The lira has fallen 80% against the dollar since the start of the year, losing 27% in the last week alone and plunging to an all-time low against the dollar. The economic uncertainty and rising inflation, has forced Turkish merchants to find refuge in bitcoin, many of them preferring the foremost cryptocurrency over their severely weakened fiat currency.
As a result of the increased demand for bitcoin, some local digital exchanges platforms have seen their trading volume rise by as much as 150% in the last week with the price of bitcoin jumping to seven-month high against the lira, on Monday.
Koinin, Turkey’s largest crypto exchange platform has seen its Bitcoin trading volume go up by 63 percent while Paribu, another Turkey-based platform, has witnessed a 100 percent spike in its 24-hour trading volume.

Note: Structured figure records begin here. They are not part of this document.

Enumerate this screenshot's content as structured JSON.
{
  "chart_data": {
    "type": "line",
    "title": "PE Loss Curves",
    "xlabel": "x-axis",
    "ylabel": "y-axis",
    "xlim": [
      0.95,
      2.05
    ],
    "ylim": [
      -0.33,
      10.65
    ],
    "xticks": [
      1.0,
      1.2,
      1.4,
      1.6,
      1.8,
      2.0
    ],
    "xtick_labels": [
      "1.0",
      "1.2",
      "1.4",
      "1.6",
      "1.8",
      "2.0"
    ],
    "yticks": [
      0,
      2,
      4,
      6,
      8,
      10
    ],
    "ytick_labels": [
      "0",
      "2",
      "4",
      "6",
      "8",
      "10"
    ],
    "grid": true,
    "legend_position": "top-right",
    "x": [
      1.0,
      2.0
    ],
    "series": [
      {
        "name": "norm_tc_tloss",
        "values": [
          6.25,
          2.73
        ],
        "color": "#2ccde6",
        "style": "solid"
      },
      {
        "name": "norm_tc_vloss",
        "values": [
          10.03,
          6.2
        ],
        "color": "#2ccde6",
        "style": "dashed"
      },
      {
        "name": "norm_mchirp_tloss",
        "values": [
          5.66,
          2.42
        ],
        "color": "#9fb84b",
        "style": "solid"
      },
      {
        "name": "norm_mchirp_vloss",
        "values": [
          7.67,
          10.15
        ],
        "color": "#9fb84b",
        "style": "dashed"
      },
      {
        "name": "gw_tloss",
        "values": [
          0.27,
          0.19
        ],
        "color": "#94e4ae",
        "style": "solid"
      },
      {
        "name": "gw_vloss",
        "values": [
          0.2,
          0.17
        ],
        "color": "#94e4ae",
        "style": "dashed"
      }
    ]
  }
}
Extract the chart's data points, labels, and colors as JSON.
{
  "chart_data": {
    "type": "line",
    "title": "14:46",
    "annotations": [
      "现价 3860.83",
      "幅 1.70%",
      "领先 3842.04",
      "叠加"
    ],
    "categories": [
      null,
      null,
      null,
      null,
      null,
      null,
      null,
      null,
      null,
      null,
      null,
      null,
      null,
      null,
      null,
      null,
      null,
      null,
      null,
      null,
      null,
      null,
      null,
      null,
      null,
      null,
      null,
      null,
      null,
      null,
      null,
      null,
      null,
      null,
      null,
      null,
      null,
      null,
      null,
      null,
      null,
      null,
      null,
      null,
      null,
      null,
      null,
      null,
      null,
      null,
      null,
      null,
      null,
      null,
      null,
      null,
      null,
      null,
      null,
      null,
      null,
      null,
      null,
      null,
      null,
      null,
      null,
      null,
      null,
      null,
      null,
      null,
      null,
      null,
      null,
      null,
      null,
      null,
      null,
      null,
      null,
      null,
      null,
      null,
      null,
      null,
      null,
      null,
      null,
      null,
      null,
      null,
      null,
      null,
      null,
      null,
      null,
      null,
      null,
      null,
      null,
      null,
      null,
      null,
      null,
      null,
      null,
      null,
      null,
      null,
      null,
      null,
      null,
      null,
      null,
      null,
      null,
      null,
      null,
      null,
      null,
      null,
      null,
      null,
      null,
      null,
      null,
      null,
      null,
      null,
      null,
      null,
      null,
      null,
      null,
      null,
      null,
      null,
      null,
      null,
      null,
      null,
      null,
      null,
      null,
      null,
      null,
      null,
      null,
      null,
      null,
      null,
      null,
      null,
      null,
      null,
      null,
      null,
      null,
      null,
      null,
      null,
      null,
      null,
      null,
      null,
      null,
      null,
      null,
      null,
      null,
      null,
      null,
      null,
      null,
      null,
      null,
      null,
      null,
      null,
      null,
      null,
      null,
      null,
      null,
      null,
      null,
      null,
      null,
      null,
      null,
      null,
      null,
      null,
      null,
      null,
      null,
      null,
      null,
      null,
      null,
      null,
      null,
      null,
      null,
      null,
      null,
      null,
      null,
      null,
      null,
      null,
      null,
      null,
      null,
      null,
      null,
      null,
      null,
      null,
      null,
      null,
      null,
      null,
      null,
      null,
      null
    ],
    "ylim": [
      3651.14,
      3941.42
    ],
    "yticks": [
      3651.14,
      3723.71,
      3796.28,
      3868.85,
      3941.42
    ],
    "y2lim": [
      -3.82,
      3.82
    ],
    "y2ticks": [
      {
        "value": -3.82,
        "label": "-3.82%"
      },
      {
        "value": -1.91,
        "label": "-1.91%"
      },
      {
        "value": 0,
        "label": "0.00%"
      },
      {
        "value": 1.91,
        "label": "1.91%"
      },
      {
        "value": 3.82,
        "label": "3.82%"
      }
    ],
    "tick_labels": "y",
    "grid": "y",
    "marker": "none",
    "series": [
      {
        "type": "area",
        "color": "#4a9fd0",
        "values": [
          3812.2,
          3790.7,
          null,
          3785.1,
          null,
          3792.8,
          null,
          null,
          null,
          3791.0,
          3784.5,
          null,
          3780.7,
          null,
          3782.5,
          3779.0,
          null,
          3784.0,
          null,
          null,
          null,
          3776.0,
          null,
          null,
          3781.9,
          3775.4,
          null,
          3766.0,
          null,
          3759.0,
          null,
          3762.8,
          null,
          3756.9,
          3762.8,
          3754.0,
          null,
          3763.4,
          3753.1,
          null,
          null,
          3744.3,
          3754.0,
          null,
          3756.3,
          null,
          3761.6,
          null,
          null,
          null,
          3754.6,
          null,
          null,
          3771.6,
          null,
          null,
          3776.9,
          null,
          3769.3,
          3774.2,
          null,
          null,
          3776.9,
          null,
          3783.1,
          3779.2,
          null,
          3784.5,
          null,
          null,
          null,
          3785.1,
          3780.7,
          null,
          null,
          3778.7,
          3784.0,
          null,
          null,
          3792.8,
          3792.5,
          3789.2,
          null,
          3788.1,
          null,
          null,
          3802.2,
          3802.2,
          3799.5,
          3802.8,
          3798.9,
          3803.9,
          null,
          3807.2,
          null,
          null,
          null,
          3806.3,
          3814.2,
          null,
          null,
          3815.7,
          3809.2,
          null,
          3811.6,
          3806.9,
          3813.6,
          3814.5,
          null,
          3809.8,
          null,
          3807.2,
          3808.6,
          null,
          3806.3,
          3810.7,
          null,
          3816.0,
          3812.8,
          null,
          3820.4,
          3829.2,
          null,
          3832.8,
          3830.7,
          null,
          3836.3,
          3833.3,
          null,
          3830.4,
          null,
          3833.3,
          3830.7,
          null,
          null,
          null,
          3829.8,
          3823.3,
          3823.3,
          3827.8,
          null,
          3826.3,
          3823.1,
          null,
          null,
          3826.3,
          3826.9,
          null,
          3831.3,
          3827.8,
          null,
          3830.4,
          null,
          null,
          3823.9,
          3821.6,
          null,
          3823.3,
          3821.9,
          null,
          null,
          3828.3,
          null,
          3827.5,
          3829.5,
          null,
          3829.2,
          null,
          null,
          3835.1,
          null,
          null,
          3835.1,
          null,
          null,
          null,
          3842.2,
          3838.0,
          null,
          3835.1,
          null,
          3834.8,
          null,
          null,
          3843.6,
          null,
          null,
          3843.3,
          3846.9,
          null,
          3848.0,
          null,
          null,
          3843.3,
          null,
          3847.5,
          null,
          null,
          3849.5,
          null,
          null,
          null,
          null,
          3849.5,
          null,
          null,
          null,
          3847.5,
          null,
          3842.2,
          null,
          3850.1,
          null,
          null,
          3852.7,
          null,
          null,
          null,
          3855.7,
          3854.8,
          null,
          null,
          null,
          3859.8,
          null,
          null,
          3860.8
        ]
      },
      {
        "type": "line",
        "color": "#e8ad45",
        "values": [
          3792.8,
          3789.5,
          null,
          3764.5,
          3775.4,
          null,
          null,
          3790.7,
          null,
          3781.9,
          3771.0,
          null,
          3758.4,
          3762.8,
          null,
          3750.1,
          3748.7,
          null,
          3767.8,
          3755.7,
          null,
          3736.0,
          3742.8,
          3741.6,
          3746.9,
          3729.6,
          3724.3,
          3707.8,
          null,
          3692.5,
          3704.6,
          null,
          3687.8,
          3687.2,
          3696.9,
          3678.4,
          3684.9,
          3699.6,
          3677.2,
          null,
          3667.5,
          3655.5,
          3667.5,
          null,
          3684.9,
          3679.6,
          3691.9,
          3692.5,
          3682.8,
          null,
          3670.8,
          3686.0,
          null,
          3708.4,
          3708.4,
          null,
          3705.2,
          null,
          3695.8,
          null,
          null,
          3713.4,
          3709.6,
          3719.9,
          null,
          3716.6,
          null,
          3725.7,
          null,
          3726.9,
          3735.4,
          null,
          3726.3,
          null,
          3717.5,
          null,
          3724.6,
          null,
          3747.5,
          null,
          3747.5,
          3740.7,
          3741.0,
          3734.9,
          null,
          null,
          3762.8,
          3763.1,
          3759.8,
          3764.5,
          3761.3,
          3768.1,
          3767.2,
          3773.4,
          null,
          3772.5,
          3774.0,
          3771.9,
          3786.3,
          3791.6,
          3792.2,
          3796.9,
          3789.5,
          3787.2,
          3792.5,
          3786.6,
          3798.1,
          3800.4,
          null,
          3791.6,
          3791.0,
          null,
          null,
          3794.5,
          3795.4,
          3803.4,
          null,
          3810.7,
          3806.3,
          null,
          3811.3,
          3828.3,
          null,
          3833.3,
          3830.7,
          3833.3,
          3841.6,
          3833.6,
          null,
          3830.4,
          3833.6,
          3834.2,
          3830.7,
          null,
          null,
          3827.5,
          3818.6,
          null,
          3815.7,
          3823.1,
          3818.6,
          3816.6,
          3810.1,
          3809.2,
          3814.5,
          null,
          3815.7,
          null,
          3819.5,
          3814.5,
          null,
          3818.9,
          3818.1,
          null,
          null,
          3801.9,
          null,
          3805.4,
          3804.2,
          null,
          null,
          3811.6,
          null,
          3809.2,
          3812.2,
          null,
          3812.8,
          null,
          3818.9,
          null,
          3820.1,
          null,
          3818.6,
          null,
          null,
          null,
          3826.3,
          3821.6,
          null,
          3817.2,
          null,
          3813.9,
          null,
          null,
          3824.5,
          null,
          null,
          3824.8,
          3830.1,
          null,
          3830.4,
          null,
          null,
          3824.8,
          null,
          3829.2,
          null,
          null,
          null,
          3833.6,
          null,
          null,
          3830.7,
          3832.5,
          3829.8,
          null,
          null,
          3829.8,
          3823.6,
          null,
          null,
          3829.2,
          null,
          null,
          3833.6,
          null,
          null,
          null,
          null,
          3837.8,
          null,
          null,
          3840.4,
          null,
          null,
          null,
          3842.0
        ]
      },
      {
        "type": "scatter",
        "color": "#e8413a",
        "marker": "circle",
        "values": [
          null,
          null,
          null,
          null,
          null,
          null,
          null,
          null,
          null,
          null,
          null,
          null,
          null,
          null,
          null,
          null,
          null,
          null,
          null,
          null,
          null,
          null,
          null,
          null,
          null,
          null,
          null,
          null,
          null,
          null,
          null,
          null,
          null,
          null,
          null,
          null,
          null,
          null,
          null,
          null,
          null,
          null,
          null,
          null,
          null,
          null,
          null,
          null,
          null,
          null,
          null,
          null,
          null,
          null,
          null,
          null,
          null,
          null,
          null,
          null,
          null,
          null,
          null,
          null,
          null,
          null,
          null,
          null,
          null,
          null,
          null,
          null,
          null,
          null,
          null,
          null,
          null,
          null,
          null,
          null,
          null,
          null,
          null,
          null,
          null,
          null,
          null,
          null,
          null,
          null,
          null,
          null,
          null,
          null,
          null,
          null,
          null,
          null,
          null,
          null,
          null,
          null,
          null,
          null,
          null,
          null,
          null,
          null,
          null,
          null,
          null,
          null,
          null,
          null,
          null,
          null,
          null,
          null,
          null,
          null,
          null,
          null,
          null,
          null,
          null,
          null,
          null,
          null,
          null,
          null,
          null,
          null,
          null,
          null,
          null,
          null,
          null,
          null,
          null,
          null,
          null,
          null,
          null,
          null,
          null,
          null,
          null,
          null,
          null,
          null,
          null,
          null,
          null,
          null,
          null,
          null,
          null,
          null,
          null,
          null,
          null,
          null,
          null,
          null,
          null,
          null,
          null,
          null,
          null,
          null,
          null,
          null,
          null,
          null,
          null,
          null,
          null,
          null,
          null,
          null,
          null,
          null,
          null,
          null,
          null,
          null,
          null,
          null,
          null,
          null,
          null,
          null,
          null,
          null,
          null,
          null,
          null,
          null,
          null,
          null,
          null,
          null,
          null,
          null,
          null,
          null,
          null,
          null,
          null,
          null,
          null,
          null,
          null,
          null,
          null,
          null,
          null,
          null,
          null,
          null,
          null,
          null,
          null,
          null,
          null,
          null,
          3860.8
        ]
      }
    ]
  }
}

Turkish-U.S. relations have broken down in recent months over Turkey’s refusal to release an American pastor in its custody who is being held on accusations of working as a spy and trying to bring down the Turkish government. Washington in turn responded by announcing huge tariffs on Turkish steel and aluminum imports.
The Turkish government has since rolled out a number of policies meant to halt the slide of the lira but the crisis appears far from over. Last week, we reported that Iran responded to similar U.S. sanctions by setting up a committee to explore the possibility of issuing a national state-backed cryptocurrencies to eliminate its dependency on the U.S dollar despite the fact that digital money is banned in Iran.
But unlike Iran, crypto is legal in Turkey with local exchanges enjoying the support of the banking establishment. Indeed, Turkey has the highest percentage of cryptocurrency ownership in all of Europe.